Oh, and if your datacenter is in Palo Alto instead of on Pallas, you have the added bonus that you don't have to worry about networking with a 15-minute ping.

tl;dr space isn't cold, vacuum isn't a great cooling medium, and shipping is expensive.



You'd have your radiators in the shade, where it's at least a hundred degrees cooler and you have the thermal mass of the asteroid where you can dump heat temporarily. Sourcing Helium might be difficult, but maybe you can get it from one of the gas giants?


That'd be even less efficient; the gas giants have much deeper gravity wells than Earth, and it's correspondingly much harder to bring material up from them. Jupiter's exhaust velocity is 60 km/s, Saturn's is 35 - compared to a measly 11 km/s for Earth. And as the rocket equation tells us, the fuel required goes up exponentially the greater the change in velocity you need.


I think you mean escape velocity and m/s

11km/s would be ca. 40000 km/s, in other words earth to moon in 10 secs.

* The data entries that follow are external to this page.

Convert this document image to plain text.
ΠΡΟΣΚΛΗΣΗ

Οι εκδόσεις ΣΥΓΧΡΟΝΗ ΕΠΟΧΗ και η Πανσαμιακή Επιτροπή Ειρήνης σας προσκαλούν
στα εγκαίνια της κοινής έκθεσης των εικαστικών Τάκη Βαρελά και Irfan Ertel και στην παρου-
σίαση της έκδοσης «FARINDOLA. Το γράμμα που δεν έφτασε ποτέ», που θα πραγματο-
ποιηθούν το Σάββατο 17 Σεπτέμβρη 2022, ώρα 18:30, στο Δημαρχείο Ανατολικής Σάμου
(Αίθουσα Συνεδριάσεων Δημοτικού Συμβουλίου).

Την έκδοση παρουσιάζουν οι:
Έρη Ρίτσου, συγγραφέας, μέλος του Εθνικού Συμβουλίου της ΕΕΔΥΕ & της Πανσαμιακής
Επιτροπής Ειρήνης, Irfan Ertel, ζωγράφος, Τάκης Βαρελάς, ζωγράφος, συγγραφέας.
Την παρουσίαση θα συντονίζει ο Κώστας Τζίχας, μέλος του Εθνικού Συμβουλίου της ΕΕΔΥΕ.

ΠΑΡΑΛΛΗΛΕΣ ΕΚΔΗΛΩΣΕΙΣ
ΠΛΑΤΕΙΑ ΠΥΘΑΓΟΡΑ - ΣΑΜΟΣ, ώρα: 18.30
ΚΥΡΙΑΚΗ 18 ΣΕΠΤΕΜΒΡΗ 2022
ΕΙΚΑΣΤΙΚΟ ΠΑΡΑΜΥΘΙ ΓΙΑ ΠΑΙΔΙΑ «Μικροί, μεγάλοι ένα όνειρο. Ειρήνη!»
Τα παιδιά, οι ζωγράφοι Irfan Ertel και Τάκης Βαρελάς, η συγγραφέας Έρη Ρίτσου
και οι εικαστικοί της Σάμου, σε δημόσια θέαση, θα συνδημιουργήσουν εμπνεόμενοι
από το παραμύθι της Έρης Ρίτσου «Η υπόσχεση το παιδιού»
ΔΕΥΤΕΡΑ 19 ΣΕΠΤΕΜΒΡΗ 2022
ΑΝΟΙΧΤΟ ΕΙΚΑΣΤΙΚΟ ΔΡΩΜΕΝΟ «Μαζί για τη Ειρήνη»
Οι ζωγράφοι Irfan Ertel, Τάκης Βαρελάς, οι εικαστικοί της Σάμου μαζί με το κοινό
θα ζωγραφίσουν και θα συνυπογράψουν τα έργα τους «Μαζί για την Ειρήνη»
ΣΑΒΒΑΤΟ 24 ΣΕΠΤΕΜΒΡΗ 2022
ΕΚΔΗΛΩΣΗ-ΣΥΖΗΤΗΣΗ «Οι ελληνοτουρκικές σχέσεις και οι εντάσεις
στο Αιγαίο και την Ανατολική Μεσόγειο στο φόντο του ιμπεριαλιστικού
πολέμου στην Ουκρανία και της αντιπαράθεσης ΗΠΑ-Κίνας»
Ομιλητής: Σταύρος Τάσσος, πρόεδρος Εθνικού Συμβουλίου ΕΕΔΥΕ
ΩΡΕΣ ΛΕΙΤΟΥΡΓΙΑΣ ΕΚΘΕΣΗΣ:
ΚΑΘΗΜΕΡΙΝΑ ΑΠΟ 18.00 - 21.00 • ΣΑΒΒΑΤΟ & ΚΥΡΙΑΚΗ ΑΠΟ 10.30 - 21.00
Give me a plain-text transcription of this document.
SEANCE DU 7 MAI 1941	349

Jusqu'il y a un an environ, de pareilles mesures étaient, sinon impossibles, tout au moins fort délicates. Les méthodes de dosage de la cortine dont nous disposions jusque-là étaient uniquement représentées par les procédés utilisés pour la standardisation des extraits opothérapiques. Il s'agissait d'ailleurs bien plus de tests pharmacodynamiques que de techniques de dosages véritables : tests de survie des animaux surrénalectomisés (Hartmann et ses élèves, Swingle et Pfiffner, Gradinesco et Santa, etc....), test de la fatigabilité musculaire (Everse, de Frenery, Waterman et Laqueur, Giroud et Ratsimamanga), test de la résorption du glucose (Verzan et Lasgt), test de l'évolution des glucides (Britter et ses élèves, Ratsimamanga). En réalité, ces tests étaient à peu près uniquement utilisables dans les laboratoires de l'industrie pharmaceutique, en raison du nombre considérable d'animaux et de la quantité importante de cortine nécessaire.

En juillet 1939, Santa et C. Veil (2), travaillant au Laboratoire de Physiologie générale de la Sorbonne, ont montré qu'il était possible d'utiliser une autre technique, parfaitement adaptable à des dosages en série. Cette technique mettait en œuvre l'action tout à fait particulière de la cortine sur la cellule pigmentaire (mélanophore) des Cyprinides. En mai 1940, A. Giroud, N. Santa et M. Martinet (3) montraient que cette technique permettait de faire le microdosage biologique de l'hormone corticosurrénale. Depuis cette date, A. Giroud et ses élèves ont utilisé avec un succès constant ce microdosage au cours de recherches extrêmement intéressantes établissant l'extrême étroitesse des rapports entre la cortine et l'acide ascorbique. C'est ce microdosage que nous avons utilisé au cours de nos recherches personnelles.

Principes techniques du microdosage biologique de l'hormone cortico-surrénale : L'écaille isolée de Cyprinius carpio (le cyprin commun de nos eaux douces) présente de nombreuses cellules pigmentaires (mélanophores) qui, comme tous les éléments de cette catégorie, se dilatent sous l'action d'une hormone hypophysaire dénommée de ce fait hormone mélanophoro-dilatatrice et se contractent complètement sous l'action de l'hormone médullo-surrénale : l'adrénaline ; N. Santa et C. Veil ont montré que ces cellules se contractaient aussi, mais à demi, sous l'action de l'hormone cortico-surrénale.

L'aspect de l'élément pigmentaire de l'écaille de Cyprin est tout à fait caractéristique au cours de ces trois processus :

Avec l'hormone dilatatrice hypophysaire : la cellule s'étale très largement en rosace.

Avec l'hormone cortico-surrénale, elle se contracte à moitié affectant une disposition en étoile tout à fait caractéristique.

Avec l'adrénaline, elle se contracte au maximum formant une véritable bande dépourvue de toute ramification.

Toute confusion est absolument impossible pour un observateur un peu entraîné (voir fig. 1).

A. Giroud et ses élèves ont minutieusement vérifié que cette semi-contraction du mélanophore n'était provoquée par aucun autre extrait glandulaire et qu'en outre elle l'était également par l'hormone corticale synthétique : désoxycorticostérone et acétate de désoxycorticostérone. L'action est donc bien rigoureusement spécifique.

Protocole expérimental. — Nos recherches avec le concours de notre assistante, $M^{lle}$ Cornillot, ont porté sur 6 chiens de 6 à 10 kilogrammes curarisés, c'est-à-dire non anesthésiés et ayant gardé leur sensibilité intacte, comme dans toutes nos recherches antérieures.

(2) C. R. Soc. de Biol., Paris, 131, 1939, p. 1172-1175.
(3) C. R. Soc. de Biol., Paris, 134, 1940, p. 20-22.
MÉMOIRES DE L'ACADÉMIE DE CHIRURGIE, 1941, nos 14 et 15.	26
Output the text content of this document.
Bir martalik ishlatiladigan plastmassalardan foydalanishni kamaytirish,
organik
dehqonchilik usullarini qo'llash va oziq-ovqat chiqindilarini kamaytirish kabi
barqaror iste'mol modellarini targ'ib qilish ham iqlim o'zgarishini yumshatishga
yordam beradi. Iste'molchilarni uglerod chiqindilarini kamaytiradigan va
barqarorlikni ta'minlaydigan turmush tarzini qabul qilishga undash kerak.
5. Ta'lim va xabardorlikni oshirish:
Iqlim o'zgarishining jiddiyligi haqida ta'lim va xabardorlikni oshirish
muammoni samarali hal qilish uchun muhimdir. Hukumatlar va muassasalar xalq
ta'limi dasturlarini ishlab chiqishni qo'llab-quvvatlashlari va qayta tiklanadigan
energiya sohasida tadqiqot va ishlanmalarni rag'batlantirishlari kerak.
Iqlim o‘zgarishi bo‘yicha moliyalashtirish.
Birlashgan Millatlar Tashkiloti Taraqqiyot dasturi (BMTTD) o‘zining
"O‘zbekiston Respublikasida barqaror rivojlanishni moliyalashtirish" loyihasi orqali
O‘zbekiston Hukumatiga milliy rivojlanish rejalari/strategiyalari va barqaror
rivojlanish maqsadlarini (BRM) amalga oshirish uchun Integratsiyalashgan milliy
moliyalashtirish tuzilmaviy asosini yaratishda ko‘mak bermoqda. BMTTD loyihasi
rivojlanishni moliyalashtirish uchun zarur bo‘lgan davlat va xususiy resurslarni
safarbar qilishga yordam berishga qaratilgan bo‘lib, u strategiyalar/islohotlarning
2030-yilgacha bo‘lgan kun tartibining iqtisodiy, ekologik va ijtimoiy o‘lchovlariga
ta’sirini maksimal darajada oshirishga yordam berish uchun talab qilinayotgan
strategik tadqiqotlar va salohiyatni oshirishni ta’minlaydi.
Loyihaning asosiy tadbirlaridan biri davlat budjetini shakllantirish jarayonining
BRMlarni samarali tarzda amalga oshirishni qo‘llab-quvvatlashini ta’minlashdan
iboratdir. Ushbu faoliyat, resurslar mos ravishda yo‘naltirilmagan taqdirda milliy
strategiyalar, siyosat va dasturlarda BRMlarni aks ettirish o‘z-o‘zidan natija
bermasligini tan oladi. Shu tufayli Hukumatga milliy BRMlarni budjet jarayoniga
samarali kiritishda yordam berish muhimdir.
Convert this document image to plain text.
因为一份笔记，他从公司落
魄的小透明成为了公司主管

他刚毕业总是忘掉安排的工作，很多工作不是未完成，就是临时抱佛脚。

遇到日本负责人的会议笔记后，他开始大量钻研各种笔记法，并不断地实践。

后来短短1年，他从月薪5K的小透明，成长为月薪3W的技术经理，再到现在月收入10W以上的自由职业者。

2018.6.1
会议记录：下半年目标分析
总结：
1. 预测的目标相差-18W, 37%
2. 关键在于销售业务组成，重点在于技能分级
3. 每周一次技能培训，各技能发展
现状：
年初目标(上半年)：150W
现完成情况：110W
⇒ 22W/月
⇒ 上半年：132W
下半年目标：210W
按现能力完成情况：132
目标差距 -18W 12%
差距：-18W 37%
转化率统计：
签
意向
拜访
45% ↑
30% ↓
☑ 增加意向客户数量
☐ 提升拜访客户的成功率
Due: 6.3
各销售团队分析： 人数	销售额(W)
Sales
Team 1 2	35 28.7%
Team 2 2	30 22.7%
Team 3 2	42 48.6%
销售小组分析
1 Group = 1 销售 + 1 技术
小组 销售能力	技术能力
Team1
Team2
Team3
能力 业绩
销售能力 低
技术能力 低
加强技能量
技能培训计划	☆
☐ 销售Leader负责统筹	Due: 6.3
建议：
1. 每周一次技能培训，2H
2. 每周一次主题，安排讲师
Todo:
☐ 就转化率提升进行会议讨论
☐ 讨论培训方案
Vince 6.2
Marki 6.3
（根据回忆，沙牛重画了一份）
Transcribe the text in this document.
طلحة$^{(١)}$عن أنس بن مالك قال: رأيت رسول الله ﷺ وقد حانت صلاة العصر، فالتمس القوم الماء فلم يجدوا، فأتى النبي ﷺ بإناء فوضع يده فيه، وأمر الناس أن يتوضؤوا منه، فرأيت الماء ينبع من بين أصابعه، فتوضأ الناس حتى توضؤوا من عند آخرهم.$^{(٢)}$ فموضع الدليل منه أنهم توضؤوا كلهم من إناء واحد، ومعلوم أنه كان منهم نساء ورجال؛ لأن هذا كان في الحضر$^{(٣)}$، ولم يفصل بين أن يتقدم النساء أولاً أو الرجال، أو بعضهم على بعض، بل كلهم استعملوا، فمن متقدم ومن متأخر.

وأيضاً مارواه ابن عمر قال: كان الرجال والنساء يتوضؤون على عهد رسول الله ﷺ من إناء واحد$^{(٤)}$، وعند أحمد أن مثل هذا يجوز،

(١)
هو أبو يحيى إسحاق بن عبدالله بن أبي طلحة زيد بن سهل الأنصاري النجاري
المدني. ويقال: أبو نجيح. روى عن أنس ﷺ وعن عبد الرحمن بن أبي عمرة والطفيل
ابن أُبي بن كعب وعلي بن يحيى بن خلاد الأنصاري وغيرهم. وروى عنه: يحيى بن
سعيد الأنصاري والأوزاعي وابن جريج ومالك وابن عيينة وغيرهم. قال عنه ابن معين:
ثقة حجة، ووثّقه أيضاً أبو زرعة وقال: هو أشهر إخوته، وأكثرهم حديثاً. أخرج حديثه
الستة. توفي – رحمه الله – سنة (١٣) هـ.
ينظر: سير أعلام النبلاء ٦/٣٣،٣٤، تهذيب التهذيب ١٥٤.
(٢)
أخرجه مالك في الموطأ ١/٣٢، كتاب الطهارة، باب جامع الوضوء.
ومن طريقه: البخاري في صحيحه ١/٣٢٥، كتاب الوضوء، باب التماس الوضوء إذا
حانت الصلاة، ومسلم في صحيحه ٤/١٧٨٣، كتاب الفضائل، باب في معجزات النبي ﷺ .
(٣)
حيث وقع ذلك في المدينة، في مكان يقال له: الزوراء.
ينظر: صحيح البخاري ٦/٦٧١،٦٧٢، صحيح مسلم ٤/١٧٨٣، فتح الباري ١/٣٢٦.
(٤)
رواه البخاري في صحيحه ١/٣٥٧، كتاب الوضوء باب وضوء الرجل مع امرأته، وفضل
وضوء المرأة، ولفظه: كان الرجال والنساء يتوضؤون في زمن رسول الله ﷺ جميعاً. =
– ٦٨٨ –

By the way, if the ship is surrounded by fuel, ie. in Jupiter's atmosphere, it could use quite a lot.


Thanks, yes, I do mean escape velocity; I didn't catch the typo.

However, I did actually mean to type km/s. Earth's escape velocity is, in fact, 11.2 kilometers per second. (Around 25,000 mph)


This is easy to google (I should have done so before) but still hard to believe. If that's peak speed for only a short time because of fuel limits, it's less hard to believe.


...what do you mean by "peak speed for only a short time because of fuel limits?" It's space. You don't need fuel to maintain speed. What's going to slow you down?

Oh: To clarify, "Escape velocity" is the speed you need to escape Earth's gravity well entirely, so that you are no longer orbiting the Earth at all; it's about the amount of velocity you need to go on interplanetary missions. If you just want to go to, say, the Moon, then you don't need to go that fast. If you just want to go to low Earth orbit (LEO), then orbital velocity's only around 7 km/s.

But that isn't "peak speed" or anything, that's just ... how fast you have to go to be in low Earth orbit. The International Space Station is traveling at 7.67 km/s right now.


But now you are lifting helium out the potential well of a gas giant instead of Earth's.